Chronic stress from a bad marriage doesn’t just mess with your mind — it takes a toll on your body. The American Heart Association notes that people in stressful relationships are more likely to develop cardiovascular disease. The physical repercussions of marital stress can be life-threatening, making it a silent killer. A strained marriage often leads to social withdrawal. The loneliness epidemic is real, with Harvard research showing that social isolation can increase the risk of premature death by 26%. When your marriage becomes a source of pain, you pull away from friends and family, leaving you isolated and vulnerable. Being stuck in a toxic marriage can stifle your personal growth. The constant stress and conflict can make it impossible to focus on your goals and aspirations. According to the Journal of Marriage and Family, individuals in supportive marriages are more likely to pursue personal growth, highlighting the stifling effect of a bad marriage.

I had this fat fuck client named Henry. He owned a bakery, short and round, with a massive lack of validation from his father which made him very neurotic. He ended up marrying a sweet fat woman who had her own physical health issues. She didn’t want to be with him, but she was so religiously programmed to please the fat fuck that she denied him intimacy. The guy hired me to fix his wife — or rather, to teach him how to fix his wife. I told him, “What’s the point? She doesn’t want to be fixed. But you can be fixed.”

This all ties back to missed opportunity costs. What are you losing out on if you go ahead with living separately and keeping the financial assets together, or separating legally? Some of you have been married for a long time, and you own things together because you were too stupid to get a prenuptial agreement. What would that mean about you if you had done it back then? Right. Well, I’m telling you right now it’s time to really think about marriage and lost opportunities.
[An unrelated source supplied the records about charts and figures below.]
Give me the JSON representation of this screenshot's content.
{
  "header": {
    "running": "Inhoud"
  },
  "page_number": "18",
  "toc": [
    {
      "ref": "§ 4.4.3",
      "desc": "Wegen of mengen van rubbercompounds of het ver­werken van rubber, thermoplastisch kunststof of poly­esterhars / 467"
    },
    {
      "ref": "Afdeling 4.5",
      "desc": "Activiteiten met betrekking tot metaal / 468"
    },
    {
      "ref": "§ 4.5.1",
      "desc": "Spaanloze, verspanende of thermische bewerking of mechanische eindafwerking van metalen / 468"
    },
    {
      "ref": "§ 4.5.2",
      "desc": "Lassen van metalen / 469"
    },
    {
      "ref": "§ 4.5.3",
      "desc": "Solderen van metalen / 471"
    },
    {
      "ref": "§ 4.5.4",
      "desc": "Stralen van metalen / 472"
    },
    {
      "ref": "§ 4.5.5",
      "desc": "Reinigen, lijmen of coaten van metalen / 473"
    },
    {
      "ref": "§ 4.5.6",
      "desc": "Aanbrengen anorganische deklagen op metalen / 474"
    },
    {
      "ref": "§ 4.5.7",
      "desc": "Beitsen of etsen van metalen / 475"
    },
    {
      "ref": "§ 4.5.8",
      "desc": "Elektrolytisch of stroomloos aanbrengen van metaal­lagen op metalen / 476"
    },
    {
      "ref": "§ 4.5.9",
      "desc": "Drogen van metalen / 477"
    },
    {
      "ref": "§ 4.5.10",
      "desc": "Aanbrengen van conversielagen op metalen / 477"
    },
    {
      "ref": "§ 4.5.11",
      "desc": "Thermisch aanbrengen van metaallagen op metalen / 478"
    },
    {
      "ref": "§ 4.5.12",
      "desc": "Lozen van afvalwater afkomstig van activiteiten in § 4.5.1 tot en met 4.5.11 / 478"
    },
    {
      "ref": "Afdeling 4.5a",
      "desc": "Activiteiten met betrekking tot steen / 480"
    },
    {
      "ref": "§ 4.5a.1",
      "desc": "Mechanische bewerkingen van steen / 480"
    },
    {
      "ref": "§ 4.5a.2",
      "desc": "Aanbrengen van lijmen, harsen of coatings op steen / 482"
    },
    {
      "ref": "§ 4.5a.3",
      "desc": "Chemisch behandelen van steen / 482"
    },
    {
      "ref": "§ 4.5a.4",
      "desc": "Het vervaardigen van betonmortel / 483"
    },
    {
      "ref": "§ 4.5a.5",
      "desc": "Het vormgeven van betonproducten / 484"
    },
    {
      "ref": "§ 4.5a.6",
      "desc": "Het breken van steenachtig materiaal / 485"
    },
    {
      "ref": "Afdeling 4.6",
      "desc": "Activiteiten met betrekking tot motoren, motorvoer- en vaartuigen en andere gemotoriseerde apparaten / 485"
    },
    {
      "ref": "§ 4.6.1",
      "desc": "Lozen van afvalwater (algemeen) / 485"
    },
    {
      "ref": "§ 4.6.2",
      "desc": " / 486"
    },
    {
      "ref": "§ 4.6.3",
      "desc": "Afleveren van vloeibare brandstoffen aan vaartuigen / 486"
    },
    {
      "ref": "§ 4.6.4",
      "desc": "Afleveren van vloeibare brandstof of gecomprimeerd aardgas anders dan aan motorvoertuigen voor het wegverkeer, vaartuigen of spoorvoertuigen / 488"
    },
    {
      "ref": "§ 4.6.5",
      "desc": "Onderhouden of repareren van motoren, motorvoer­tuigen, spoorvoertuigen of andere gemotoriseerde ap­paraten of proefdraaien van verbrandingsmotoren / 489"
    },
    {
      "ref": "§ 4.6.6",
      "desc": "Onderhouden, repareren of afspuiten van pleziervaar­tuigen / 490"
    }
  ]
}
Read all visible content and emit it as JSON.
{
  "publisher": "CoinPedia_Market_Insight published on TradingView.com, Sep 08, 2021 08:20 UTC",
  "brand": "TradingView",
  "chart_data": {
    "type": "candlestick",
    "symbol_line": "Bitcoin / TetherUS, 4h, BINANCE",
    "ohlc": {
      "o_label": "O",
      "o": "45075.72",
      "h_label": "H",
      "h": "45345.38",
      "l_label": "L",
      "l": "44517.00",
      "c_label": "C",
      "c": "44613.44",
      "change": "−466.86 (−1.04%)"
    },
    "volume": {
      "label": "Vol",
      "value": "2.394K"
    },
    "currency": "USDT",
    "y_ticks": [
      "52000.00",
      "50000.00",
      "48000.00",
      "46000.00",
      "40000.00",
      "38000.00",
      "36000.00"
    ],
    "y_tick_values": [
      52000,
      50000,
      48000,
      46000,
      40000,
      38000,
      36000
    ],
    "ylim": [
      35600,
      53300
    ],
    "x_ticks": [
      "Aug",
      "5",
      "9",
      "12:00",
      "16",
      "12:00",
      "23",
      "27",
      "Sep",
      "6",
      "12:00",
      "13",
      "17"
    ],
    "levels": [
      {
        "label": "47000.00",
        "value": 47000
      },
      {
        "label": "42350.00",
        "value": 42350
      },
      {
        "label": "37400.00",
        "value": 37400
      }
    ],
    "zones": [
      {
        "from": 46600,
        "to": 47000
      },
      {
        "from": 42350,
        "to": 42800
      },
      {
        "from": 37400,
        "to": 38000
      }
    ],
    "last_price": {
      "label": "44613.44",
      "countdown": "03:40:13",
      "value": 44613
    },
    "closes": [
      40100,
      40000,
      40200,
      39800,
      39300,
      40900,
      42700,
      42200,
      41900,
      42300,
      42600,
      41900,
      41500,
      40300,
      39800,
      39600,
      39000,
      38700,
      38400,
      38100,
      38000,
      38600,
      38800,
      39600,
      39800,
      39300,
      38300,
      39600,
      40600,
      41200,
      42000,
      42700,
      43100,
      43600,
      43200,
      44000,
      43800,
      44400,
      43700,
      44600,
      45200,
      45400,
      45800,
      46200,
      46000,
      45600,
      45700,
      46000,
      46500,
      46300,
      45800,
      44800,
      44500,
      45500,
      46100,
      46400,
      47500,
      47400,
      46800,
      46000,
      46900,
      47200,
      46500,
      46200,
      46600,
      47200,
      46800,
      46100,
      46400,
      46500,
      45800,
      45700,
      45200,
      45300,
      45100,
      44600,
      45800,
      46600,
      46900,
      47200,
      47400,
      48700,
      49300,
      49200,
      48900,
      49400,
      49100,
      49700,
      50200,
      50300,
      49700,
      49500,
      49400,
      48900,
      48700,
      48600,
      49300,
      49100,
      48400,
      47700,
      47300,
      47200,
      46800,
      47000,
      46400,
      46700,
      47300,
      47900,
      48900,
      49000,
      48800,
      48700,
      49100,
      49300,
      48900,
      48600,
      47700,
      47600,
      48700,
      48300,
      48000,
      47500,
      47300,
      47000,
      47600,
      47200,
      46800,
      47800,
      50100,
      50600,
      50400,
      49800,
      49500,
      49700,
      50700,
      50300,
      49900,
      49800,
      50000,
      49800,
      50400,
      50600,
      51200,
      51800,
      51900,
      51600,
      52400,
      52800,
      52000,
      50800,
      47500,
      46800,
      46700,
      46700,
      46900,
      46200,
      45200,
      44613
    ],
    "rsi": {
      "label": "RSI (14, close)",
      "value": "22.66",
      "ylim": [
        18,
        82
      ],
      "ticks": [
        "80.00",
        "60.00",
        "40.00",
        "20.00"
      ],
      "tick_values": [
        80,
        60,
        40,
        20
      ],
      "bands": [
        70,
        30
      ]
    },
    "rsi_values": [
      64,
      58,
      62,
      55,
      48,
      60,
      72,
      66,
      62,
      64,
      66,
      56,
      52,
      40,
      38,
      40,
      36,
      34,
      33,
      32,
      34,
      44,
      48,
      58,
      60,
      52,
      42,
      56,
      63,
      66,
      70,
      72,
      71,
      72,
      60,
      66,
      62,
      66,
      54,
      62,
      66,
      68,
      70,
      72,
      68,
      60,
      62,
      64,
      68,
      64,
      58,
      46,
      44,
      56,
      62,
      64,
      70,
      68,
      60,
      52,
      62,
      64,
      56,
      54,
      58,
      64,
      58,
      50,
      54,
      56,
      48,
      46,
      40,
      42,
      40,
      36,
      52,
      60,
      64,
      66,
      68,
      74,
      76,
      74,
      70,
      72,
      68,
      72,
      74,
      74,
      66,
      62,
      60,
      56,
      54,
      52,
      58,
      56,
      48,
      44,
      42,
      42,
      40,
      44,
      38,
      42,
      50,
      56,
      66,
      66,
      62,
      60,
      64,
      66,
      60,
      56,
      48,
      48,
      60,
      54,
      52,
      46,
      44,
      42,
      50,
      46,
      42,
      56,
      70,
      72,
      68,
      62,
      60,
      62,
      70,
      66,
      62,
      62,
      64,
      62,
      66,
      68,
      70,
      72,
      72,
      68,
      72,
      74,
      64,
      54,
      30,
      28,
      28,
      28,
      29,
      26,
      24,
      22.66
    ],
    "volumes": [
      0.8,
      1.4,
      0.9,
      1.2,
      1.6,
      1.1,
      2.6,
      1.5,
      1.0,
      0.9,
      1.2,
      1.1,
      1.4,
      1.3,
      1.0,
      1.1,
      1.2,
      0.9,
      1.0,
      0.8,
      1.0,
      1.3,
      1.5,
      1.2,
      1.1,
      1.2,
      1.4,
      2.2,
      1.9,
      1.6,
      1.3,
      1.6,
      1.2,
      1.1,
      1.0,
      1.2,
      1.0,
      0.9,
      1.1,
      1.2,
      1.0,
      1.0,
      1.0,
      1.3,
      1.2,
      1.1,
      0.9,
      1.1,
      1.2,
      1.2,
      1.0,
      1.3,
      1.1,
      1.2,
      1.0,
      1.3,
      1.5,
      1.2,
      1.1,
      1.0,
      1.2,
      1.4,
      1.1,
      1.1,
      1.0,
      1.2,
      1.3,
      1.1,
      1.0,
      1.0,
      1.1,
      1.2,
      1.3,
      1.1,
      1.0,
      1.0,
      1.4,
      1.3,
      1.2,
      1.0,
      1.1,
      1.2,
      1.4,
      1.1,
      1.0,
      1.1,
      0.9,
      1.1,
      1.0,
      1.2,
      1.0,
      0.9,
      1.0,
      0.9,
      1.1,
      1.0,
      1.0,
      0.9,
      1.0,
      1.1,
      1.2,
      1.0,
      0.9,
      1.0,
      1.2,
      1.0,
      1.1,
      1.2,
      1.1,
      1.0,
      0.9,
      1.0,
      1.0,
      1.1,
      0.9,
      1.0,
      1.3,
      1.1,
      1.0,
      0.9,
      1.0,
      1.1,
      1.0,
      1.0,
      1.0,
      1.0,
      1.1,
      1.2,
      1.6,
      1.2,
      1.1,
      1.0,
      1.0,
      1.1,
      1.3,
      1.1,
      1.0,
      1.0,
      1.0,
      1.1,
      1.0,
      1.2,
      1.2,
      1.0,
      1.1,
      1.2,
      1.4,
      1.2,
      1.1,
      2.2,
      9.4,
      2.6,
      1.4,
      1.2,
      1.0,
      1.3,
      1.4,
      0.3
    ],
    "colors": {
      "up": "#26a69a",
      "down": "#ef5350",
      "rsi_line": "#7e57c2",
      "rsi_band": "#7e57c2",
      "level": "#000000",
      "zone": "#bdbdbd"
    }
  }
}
Being stuck in an unhappy marriage drains your motivation and focus, often leading to career stagnation. Promotions, new opportunities, and even the passion for your work can slip through your fingers. The emotional weight of a bad marriage can leave you feeling stuck and unmotivated to chase your dreams. A partner who doesn’t align with your financial values can lead to poor financial decisions and mounting debt. Without coordinated financial planning, the costs of maintaining a household can spiral out of control, leaving you both in a worse financial position. The stress of financial instability only adds to the strain. The time and money you pour into a failing marriage are resources that could be better spent elsewhere. Whether it’s advancing your career, investing in personal growth, or building other relationships, the opportunity cost of staying in a bad marriage is significant. Those lost investments can hold you back from reaching your full potential.